Through talk like this in field and schoolroom after others had gone home, Yuan learned to love this old white man. And he loved Yuan and looked on him with increasing tenderness.
One day he said to Yuan, half hesitating, “I wish you would come with me tonight, my son. We are very simple folk — only my wife and my daughter Mary and I — we three — but if you will come and take your supper with us, we’ll be glad. I’ve told them so much about you, they want to know you, too.”
This was the first time anyone had spoken thus to Yuan, in, these years, and he was very moved by it. It seemed a warm and special thing to him that a teacher would take a pupil to his private home. He said shyly therefore in the courteous way of his own tongue, “I am not worthy.”
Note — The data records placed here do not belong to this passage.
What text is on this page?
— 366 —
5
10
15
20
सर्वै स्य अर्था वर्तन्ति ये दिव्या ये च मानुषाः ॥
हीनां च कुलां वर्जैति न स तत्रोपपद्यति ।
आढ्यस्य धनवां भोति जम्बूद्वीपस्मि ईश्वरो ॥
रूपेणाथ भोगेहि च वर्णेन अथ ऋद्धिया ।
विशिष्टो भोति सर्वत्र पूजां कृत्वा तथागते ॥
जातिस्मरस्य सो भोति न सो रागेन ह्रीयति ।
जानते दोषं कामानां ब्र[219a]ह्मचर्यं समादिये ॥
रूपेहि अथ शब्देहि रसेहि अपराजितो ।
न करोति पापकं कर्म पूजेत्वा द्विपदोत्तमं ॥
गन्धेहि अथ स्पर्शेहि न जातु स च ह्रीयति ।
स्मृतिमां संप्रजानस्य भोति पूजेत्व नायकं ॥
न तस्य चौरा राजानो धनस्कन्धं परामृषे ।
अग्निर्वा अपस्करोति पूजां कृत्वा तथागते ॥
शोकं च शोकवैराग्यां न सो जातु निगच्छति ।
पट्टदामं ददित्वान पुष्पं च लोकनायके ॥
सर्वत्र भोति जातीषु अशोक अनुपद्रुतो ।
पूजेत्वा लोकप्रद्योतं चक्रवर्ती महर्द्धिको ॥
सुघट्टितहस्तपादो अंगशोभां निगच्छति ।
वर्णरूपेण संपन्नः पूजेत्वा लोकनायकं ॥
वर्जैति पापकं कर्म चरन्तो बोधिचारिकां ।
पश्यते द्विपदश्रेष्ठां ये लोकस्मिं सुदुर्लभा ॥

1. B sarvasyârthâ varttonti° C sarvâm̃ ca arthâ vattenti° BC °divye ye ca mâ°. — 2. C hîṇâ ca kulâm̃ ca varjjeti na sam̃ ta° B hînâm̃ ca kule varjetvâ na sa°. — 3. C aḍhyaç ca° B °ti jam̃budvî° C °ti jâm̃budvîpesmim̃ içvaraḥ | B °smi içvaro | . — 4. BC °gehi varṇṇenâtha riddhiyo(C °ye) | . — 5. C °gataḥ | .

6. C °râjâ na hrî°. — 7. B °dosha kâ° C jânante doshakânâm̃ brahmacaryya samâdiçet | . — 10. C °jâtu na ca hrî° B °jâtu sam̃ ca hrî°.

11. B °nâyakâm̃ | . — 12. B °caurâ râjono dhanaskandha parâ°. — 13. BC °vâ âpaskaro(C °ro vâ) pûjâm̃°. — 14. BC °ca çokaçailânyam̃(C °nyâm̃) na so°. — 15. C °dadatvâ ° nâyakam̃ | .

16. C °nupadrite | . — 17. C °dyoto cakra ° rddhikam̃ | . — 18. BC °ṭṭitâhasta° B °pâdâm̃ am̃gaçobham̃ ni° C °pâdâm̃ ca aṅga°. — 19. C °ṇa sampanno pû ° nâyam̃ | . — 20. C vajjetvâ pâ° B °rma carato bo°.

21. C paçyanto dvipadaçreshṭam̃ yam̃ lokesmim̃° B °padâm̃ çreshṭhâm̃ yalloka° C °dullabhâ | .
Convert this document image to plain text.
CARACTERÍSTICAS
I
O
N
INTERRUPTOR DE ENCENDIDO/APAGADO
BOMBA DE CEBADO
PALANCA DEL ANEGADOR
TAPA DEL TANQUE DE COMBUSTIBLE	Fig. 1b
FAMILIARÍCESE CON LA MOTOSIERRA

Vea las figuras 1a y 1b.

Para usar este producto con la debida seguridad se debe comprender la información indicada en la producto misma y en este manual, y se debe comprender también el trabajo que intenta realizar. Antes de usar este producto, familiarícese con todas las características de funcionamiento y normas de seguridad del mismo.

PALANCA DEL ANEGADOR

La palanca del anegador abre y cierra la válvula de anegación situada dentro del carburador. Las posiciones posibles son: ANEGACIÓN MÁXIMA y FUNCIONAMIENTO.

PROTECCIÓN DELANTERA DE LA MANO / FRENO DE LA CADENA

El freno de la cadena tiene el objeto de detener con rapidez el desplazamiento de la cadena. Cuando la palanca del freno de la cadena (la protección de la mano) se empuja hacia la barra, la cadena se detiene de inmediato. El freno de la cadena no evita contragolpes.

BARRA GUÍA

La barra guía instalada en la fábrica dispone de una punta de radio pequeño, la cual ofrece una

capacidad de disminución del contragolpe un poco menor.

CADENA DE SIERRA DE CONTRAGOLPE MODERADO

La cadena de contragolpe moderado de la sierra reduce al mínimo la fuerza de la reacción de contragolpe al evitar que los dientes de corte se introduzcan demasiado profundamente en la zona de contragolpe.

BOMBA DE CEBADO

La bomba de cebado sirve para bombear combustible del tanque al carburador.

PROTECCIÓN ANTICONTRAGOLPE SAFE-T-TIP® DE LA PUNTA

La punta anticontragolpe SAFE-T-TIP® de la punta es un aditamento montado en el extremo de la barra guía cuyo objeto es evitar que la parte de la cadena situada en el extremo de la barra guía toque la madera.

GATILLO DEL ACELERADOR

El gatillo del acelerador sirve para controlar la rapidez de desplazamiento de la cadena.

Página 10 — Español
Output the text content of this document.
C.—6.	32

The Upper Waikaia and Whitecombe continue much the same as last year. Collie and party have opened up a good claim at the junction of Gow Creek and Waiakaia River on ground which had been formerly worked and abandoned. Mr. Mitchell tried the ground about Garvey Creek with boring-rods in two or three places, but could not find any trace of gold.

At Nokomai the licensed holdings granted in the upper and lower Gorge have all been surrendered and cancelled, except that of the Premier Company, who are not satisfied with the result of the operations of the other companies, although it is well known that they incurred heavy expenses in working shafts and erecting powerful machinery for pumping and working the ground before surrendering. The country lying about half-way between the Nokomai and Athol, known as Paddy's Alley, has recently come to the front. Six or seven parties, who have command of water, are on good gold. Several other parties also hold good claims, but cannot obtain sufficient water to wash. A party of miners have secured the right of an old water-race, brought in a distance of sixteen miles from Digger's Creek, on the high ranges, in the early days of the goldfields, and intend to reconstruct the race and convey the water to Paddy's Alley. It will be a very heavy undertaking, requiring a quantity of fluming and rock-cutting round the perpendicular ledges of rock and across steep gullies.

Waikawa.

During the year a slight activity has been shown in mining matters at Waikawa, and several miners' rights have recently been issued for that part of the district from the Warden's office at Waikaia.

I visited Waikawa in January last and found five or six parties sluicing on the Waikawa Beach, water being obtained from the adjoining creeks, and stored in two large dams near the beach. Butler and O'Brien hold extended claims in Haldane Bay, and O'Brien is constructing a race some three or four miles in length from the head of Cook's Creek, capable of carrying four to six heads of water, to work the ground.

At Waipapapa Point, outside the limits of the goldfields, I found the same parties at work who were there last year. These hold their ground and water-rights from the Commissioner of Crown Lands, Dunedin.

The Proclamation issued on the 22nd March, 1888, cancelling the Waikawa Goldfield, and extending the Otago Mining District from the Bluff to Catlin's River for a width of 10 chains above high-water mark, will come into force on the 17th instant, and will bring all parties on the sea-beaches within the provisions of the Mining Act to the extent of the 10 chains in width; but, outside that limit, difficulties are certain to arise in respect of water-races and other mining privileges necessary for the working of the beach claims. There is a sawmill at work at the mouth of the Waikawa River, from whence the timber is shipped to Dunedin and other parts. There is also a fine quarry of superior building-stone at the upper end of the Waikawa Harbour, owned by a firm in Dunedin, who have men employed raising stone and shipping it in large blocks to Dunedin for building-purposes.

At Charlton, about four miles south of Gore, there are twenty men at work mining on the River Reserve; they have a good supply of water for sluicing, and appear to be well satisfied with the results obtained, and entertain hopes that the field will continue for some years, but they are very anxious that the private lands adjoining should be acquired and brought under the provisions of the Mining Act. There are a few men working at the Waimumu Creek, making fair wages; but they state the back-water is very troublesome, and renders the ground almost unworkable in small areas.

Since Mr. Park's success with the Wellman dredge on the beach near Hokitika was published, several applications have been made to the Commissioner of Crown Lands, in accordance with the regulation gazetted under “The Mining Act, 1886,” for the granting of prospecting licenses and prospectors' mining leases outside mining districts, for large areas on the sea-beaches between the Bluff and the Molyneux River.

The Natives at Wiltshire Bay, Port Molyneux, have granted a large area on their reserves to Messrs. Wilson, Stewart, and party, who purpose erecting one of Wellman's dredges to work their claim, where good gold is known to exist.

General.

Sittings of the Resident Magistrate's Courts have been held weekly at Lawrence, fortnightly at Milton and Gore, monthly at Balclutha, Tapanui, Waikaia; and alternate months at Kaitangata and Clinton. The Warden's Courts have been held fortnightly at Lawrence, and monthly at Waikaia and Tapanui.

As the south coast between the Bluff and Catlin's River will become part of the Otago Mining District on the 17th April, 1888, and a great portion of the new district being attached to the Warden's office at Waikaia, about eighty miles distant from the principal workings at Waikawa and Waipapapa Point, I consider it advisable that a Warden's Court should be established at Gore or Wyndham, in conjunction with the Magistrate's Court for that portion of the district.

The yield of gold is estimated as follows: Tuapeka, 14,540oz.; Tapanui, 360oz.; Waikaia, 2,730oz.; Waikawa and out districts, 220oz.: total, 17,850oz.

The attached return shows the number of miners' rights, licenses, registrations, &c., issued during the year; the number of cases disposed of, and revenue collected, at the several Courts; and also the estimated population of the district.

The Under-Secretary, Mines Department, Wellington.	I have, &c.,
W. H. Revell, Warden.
To which the old man opened his eyes wide and smiled and said, “Wait until you see how plain we are! My wife said when I first told her it would be a pleasure to me if you came, ‘I’m afraid he’s used to much better than we have.’ ”
Then Yuan protested again in courtesy and yielded. Thus he found himself walking down the shaded street into a small square court-like yard, and thence to an ancient wooden house, standing back in trees, and set about with porches. There at the door a lady met him who made him think of the lady whom he called his mother. For in these two women, ten thousand miles apart, who spoke two different tongues, whose blood and bones and skin were not alike, there was yet a common look. The white smoothed hair, their full settled look of motherhood, their simple ways and honest eyes, their quiet voices, the wisdom and the patience graven on their lips and brows, these made them like. Yet it was true there was a difference in the two which Yuan could perceive after they were seated in the large main room, for about this lady there was an air of contentment and simple satisfaction of the soul which his lady mother had not. It was as if this one had her heart’s desire in her lifetime, but the other had not. By two roads the two had come to a good tranquil age, but the one had come by a happy road and with companionship, while the other had come by a darker way and she walked alone.
But when this lady’s daughter came in, she was not like Ai-lan. No, this Mary was a different sort of maid. She was, perhaps, a little more in years than Ai-lan was, much taller and not so pretty, very quiet, seemingly, and governed in her voice and look. Yet when one listened to the words she spoke, there was sense in all she said and her dark, grey-black eyes, somber in hue when she was grave, could flash out merrily to match a witty twist her words might take. She was demure before her parents, yet not afraid, and they deferred to her as to an equal, and Yuan perceived this.
Indeed Yuan saw very soon she was no common maid. For when the old man talked of what Yuan wrote, this Mary knew of it, too, and put a question so quickly and so aptly before Yuan that he was taken aback and asked her, wondering, “How is it that you know the history of my people so well that you can ask me of one so far away in history as Ch’ao Tso?”